Voclosporin’s label carries a boxed warning, stating that patients taking the treatment may have an increased risk for developing lymphomas and other malignancies, particularly of the skin, and serious infections. The risk appears to be related to increasing doses and duration of immunosuppression rather than to the use of any specific agent.6
Michele B. Kaufman, PharmD, BCGP, is a freelance medical writer based in New York City and a pharmacist at New York Presbyterian Lower Manhattan Hospital.
References
- Mok CC, Kwok RC, Yip PS. Effect of renal disease on the standardized mortality ratio and life expectancy of patients with systemic lupus erythematosus. Arthritis Rheum. 2013 Aug;65(8):2154–2160.
- Anders HJ, Saxena R, Zhao MH, et al. Lupus nephritis. Nat Rev Dis Primers. 2020 Jan 23;6(1):7.
- News release: FDA approves GSK’s Benlysta as the first medicine for adult patients with active lupus nephritis in the U.S. GlaxoSmithKline plc. 2021 Dec 17.
- Furie R, Rovin BH, Houssiau F, et al. Two-year, randomized, controlled trial of belimumab in lupus nephritis. N Engl J Med. 2020 Sep 17;383(12):1117–1128.
- News release: FDA Approves Aurinia Pharmaceuticals’ Lupkynis (voclosporin) for adult patients with active lupus nephritis. Aurinia Pharmaceuticals Inc. 2021 Jan 22.
- Highlights of prescribing information: Lupkynis (voclosporin) capsules. U.S. Food & Drug Administration. 2021 Jan 22. https://tinyurl.com/yg6mdab6.
- Ginzler EM, Kaplan J, Lisk L, et al. Integrated efficacy of the AURORA 1 and AURA-LV trials confirms voclosporin rapid proteinurea reduction in the presence of low-dose steroids [abstract 1843]. Arthritis Rheumatol. 2020 Oct;72(suppl 10).
- Rovin BH, Solomons N, Pendergraft WF 3rd, et al. A randomized, controlled double-blind study comparing the efficacy and safety of dose-ranging voclosporin with placebo in achieving remission in patients with active lupus nephritis. Kidney Int. 2019 Jan;95(1):219–231.
- Arriens C, Polyakova S, Adzerikho I, et al. Aurora phase 3 study demonstrates voclosporin statistical superiority over standard of care in lupus nephritis (LN) [abstract OP0277]. Ann Rheum Dis. 2020;79(Suppl 1):172–173.
Breakthrough vs. Fast Track
According to the FDA, breakthrough therapy and fast track designation programs are both intended to expedite the development and review of drugs for serious or life-threatening conditions, but there are differences in what needs to be demonstrated to qualify for the programs.

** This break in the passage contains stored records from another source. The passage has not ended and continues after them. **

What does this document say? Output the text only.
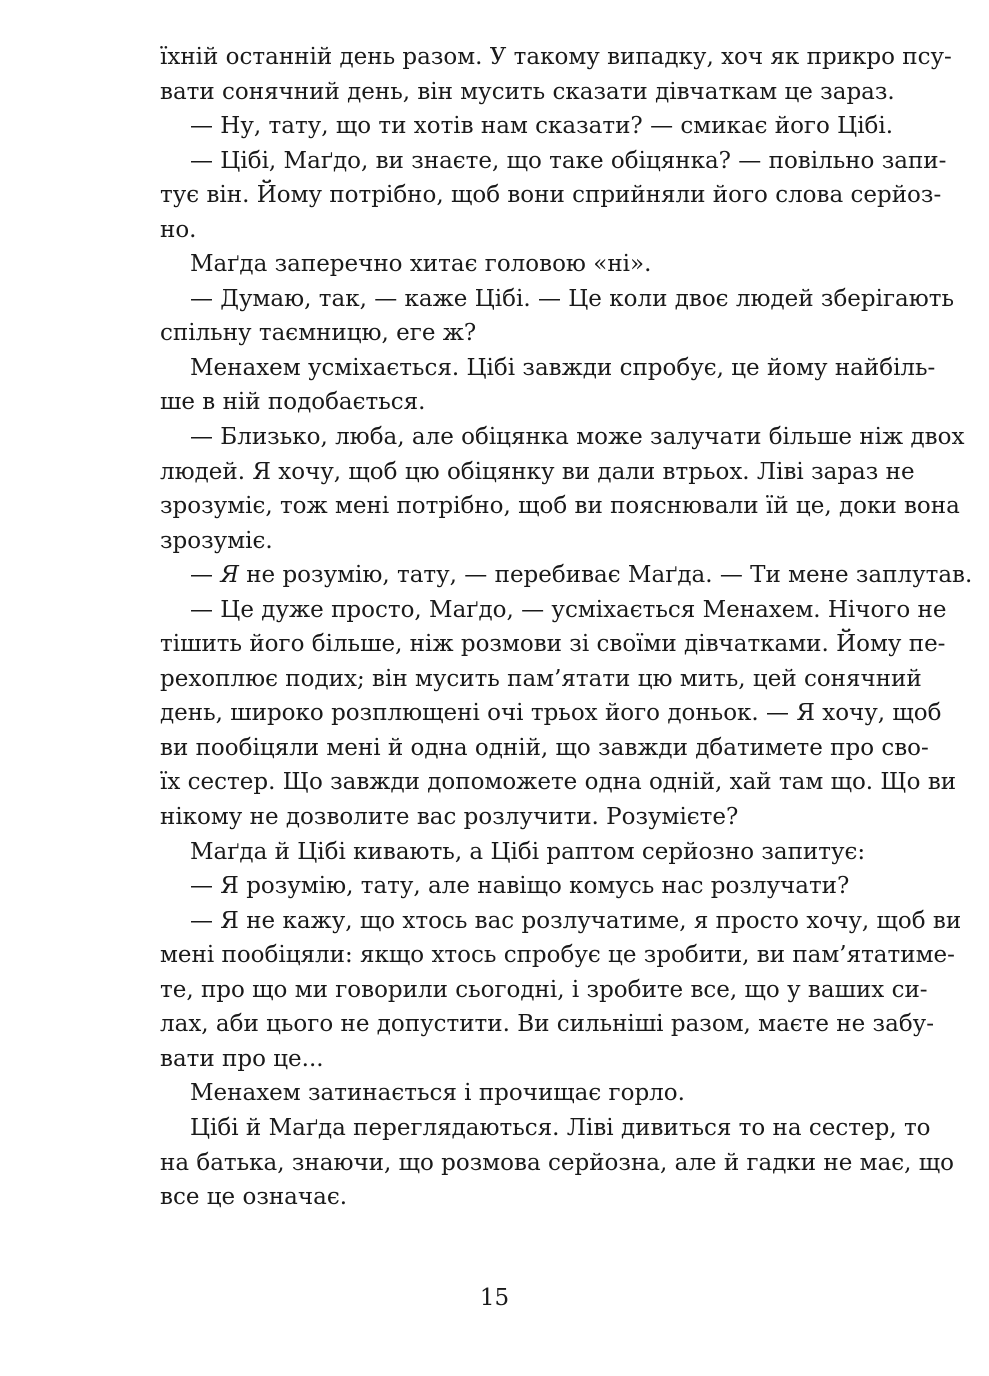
їхній останній день разом. У такому випадку, хоч як прикро псу-
вати сонячний день, він мусить сказати дівчаткам це зараз.
— Ну, тату, що ти хотів нам сказати? — смикає його Цібі.
— Цібі, Маґдо, ви знаєте, що таке обіцянка? — повільно запи-
тує він. Йому потрібно, щоб вони сприйняли його слова серйоз-
но.
Маґда заперечно хитає головою «ні».
— Думаю, так, — каже Цібі. — Це коли двоє людей зберігають
спільну таємницю, еге ж?
Менахем усміхається. Цібі завжди спробує, це йому найбіль-
ше в ній подобається.
— Близько, люба, але обіцянка може залучати більше ніж двох
людей. Я хочу, щоб цю обіцянку ви дали втрьох. Ліві зараз не
зрозуміє, тож мені потрібно, щоб ви пояснювали їй це, доки вона
зрозуміє.
— Я не розумію, тату, — перебиває Маґда. — Ти мене заплутав.
— Це дуже просто, Маґдо, — усміхається Менахем. Нічого не
тішить його більше, ніж розмови зі своїми дівчатками. Йому пе-
рехоплює подих; він мусить пам’ятати цю мить, цей сонячний
день, широко розплющені очі трьох його доньок. — Я хочу, щоб
ви пообіцяли мені й одна одній, що завжди дбатимете про сво-
їх сестер. Що завжди допоможете одна одній, хай там що. Що ви
нікому не дозволите вас розлучити. Розумієте?
Маґда й Цібі кивають, а Цібі раптом серйозно запитує:
— Я розумію, тату, але навіщо комусь нас розлучати?
— Я не кажу, що хтось вас розлучатиме, я просто хочу, щоб ви
мені пообіцяли: якщо хтось спробує це зробити, ви пам’ятатиме-
те, про що ми говорили сьогодні, і зробите все, що у ваших си-
лах, аби цього не допустити. Ви сильніші разом, маєте не забу-
вати про це...
Менахем затинається і прочищає горло.
Цібі й Маґда переглядаються. Ліві дивиться то на сестер, то
на батька, знаючи, що розмова серйозна, але й гадки не має, що
все це означає.
15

A breakthrough therapy designation is for a drug that treats a serious or life-threatening condition and preliminary clinical evidence indicates the drug may demonstrate substantial improvement on a clinically significant endpoint(s) over available therapies.
In contrast, a fast-track designation is for a drug that treats a serious or life-threatening condition, and nonclinical or clinical data demonstrate the potential to address unmet medical needs for the serious condition.